Pois ontem o soprano Carla Cottini apresentou-se no velho teatro com a Ospa. Linda, num raro vestido de bom gosto, ela ia mostrar sua arte e oferecer sua voz, não seu corpo. (Explico o “raro”: as divas costumam exagerar e ultrapassar por metros a linha da elegância. Ela não.) Mas recebeu assobios de significado inequívoco em sua primeira entrada e, depois, quando concentrava-se para soltar a voz, um espectador atroz largou um suspiro daqueles bem vulgares e inoportunos. Carla respondeu com um sorrisinho sem graça e tratou de ser profissional. Conseguiu.

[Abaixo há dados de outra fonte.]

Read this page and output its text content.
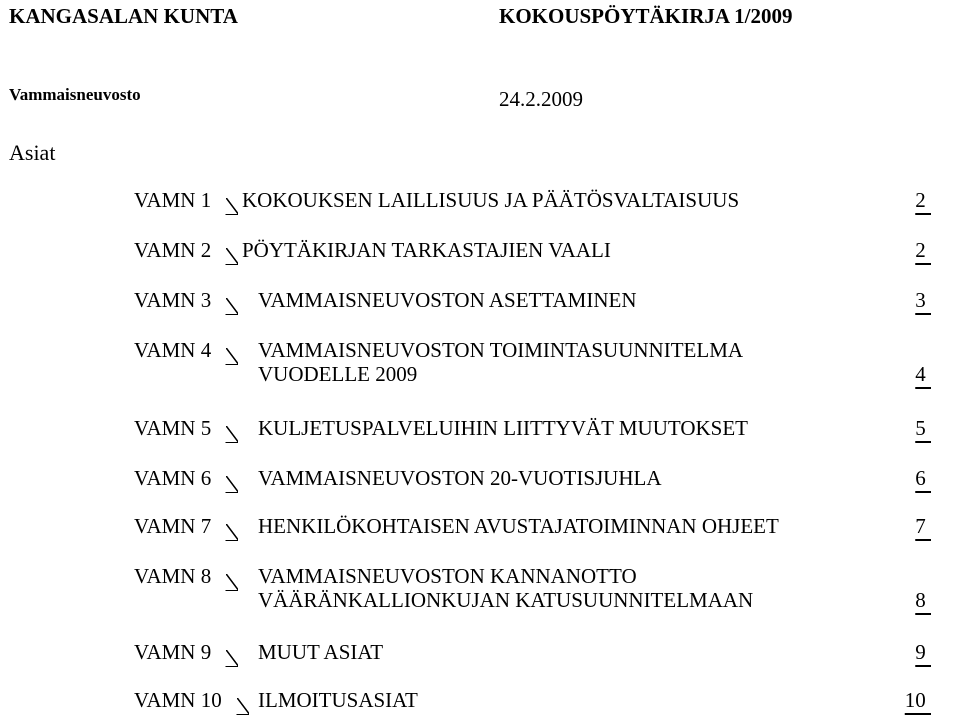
KANGASALAN KUNTA	KOKOUSPÖYTÄKIRJA 1/2009
Vammaisneuvosto	24.2.2009
Asiat
VAMN 1 KOKOUKSEN LAILLISUUS JA PÄÄTÖSVALTAISUUS	2
VAMN 2 PÖYTÄKIRJAN TARKASTAJIEN VAALI	2
VAMN 3 VAMMAISNEUVOSTON ASETTAMINEN	3
VAMN 4 VAMMAISNEUVOSTON TOIMINTASUUNNITELMA
VUODELLE 2009	4
VAMN 5 KULJETUSPALVELUIHIN LIITTYVÄT MUUTOKSET	5
VAMN 6 VAMMAISNEUVOSTON 20-VUOTISJUHLA	6
VAMN 7 HENKILÖKOHTAISEN AVUSTAJATOIMINNAN OHJEET	7
VAMN 8 VAMMAISNEUVOSTON KANNANOTTO
VÄÄRÄNKALLIONKUJAN KATUSUUNNITELMAAN	8
VAMN 9 MUUT ASIAT	9
VAMN 10 ILMOITUSASIAT	10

Intermezzo: O público do Theatro São Pedro é de contumaz baixo nível. Aplaude entre os movimentos, faz comentários em voz audível, etc. É bem diferente do que acontece na Ufrgs. Fim do intermezzo.
Para mim, é um prazer ver uma bela mulher, ainda mais quando canta maravilhosamente como Carla. Também é um prazer ver qualquer um ou uma cantando maravilhosamente, mas confesso preferir o primeiro caso. Porém, quando um machinho imbecil assobia ou faz sons pseudo-sensuais em pleno teatro, não é engraçado e ainda faz com que todo fascínio caia escada abaixo. É bagaceiro, nada tem a ver com a arte. Agora, meu amigo, se tu precisas mesmo homenagear a moça, há bons banheiros no Theatro São Pedro e eles aceitariam silenciosamente tua masturbação. E seria menos escroto.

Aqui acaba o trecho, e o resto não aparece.